We emphasized the importance of using our discount card fundraiser tracking sheet as a sign out sheet for distributing their cards to their group. Each participant was told to put their name and phone number on the sheet along with the number of cards they were taking with them.
For example, if someone agreed to take 10 cards, they would document that on the sheet then bring back the money after a specified time period. If they then wanted additional cards, they would need to write down those cards as well. If any cards were returned, those were to be written down as well and then redistributed to other group members to sell. In other words, every discount card needed to be accounted for.

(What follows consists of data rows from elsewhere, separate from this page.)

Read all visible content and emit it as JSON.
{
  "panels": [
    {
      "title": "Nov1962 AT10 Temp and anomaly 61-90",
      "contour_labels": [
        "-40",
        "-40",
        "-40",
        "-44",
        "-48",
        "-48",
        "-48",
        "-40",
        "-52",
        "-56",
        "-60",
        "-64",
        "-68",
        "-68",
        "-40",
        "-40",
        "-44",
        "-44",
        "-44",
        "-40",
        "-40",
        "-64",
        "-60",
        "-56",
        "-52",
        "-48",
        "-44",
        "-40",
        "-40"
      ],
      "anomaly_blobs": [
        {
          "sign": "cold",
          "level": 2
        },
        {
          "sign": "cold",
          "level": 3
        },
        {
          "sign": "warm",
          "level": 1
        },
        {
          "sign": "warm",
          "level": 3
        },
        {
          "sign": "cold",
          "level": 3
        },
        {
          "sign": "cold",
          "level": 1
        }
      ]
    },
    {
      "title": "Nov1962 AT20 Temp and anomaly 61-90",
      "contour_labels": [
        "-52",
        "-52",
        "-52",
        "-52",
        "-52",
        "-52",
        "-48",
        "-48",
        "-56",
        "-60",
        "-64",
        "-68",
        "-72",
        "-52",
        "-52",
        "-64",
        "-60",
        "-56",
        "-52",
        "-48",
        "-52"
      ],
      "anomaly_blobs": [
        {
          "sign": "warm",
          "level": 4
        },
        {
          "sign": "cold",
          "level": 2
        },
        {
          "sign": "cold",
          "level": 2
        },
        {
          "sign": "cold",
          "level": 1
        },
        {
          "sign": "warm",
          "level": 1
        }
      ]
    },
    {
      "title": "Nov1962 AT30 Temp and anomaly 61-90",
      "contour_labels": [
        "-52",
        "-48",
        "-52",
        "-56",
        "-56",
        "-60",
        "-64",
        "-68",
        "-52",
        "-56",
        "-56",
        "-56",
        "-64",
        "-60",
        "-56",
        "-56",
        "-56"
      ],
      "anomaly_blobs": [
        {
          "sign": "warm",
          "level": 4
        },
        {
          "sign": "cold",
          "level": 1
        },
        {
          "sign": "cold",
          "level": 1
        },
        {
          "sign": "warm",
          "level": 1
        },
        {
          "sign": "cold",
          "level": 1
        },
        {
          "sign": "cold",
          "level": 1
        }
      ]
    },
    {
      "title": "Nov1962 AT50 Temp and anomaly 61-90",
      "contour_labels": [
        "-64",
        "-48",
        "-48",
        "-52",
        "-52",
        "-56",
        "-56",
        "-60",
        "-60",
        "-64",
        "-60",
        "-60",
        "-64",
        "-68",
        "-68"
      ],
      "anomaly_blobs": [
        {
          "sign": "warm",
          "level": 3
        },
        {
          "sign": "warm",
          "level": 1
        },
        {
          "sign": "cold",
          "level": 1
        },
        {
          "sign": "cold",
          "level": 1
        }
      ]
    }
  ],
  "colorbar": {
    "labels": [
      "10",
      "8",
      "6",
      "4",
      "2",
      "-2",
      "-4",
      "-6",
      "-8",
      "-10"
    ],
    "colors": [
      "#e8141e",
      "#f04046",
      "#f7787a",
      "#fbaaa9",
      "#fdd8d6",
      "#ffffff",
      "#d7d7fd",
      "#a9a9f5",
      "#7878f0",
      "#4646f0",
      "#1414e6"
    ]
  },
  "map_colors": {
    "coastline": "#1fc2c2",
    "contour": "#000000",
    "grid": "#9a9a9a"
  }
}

Why Fundraiser Tracking Sheets are Important
However, this particular group failed to use the tracking sheet and simply handed out their discount cards whenever people asked for them. As a result, they ended up having a big mess on their hands. It wasn’t because people didn’t turn in their money. The problem was no one knew who had turned in money and who hadn’t.
Money was unaccounted for and the sponsor still had cards out that he had not collected money for at the end of his sale. He didn’t even know who to attempt to collect from. Consequently he had no choice but to take people at their word. If that wasn’t enough, no one was told when to turn in their money so the fundraiser went on much longer than it needed to. He had lost complete control.
Did this sponsor eventually understand the value of the discount card sales tracking sheet? Absolutely, but was it too late? Unfortunately for him, the answer was yes.
Use your Tracking Sheet like a Checkbook
So how can groups avoid being in this same hopeless predicament?
- Use the tracking sheet like you would balance your checkbook:
- Write down the seller’s name.
- Get their phone number.
- Write down the number of cards that they take.
- Report the amount of money they bring back and note any discrepancies.
- Track additional cards that are issued. It is recommended that you only give out additional cards after all initial money has been turned in.
- Account for returned cards and redistribute to others to resell.
- Understand that your cards have a monetary value. Would you hand out money to people with no strings attached?
- Have a deadline date for turning in the money. Most groups can sell 5-10 discount cards in a week or less.
Keeping track of your discount cards may be a little more work up front but in the end you'll be glad you did.